Of all commentators, she should know that administrations differ in many ways, just as speechwriters and those who deliver them differ.
I wonder if Noonan would have thought these words from President Eisenhower would have been considered “violent:”
Our arms must be mighty, ready for instant action, so that no potential aggressor may be tempted to risk his own destruction. We face a hostile ideology-global in scope, atheistic in character, ruthless in purpose, and insidious in method.”
Incidentally, just as Eisenhower spoke of our military strength, but on how ”we use our power in the interests of world peace and human betterment,” Trump repeatedly speaks of a powerful military for peace.
“We don’t do that,” deserves to be a forgotten line, like Biden’s overused line, “That’s not who we are.”
David Brooks
You may recall my previous pokes at Brooks for his prediction that Barack Obama would be a great president because of the neat crease in his slacks he noted during a meeting.
Earlier this month, the headline, “The Democrats’ Problems Are Bigger Than You Think,” appeared over Brooks opinion column in the New York Times. It’s hard to believe the same Brooks wrote it.
Brooks writes that his friends believe the problem with the Democrat Party is that it is currently rudderless, weak, passive, lacking a compelling message. “I want to tell them the problem is not the party leaders. The problem is you. You think the Democrats can solve their problems with a new message and a new leader.

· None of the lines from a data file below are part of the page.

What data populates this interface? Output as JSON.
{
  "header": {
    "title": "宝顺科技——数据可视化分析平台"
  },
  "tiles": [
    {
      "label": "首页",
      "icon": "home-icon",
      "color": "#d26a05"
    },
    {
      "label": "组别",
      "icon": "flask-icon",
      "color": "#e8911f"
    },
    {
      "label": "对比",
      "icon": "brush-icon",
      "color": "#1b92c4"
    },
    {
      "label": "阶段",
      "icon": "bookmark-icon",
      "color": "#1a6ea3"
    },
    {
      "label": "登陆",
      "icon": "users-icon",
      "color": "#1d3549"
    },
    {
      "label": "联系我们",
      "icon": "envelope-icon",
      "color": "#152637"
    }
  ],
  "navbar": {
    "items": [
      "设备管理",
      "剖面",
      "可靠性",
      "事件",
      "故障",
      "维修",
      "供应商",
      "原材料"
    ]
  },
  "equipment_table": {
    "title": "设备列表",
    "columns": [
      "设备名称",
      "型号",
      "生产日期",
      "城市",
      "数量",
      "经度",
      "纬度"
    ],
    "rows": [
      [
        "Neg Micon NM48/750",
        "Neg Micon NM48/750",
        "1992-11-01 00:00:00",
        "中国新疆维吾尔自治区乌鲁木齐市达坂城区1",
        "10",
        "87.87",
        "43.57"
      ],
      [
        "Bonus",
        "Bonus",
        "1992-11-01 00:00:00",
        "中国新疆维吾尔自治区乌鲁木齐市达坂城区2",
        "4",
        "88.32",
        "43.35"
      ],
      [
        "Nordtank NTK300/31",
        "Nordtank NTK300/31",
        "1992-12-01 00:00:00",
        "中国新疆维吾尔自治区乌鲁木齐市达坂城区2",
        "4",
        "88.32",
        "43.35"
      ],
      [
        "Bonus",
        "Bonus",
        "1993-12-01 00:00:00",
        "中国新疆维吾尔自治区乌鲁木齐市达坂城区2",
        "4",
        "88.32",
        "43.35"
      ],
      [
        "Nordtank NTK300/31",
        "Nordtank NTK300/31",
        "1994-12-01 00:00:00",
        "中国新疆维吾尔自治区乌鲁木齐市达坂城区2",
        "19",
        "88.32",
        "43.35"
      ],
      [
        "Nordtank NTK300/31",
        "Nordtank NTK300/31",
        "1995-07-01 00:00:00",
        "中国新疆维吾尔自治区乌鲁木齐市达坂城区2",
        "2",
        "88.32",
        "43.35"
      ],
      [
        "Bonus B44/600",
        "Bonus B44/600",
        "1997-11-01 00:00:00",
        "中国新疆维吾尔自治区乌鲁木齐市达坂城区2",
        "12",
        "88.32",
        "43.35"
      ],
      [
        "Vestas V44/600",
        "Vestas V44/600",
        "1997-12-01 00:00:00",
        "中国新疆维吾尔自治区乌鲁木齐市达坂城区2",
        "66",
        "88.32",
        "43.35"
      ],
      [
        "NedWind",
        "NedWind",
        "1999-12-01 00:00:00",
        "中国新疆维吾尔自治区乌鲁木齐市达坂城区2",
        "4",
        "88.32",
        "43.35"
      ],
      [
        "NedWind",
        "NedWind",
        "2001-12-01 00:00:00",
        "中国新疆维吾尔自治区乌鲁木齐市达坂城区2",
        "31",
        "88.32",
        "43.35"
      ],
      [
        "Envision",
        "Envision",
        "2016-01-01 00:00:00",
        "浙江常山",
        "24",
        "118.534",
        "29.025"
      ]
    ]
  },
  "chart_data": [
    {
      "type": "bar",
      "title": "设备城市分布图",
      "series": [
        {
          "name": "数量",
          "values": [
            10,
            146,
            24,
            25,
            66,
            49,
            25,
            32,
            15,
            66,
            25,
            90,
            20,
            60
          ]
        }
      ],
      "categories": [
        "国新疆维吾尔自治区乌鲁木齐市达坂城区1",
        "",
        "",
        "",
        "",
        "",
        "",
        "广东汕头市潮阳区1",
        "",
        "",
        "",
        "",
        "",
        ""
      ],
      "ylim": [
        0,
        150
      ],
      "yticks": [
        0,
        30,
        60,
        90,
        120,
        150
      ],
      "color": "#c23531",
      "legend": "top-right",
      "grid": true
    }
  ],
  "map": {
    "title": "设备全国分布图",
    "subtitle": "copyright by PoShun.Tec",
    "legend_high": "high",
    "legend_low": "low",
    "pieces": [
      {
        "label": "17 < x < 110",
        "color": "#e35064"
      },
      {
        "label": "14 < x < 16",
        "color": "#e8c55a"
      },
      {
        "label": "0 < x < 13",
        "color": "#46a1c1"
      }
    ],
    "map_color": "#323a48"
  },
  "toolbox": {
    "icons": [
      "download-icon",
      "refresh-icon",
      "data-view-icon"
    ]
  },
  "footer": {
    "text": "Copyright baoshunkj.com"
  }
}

“That’s not something done by working politicians who are focused on fund-raising and the next election. That’s only accomplished by visionaries and people willing to shift their entire worldview. That’s up to you, my friends, not Chuck Schumer.”
I think he’s correct.
Brooks went on to write about the few world-shifting political movements over the past century and a half leading finally to the global populist movement, which led to Donald Trump. “It was in the early 2010’s,” he noted that it was “driven by a comprehensive series of social distrust, a firm conviction that the social systems of society were rigged, corrupted and malevolent.”
He wrote that in 2024, “59 percent of Americans said the country was in decline; 60 percent agreed the systems is broken; 69 percent agreed the political and economic elite didn’t care about hard-working people; and 63 percent said experts in this country don’t understand the lives of people like me.”
Brooks made a mistake, I believe, quoting commentator George F. Will, who I once criticized for a writing style that was over the heads of the average person. He listed nine fallacies in Trump’s administration that I will not list here. Will has long been critical of Trump departing from conservative orthodoxy.
Writing about the revolutionary government Trump has created, shifting the conditions in which we live, Brooks again refers to his Democrat friends who have “not fully internalized the magnitude of this historical shift. They’re still thinking within the confines of the Clinton-Obama-Biden-Pelosi worldview.
May God continue to bless the United States of America.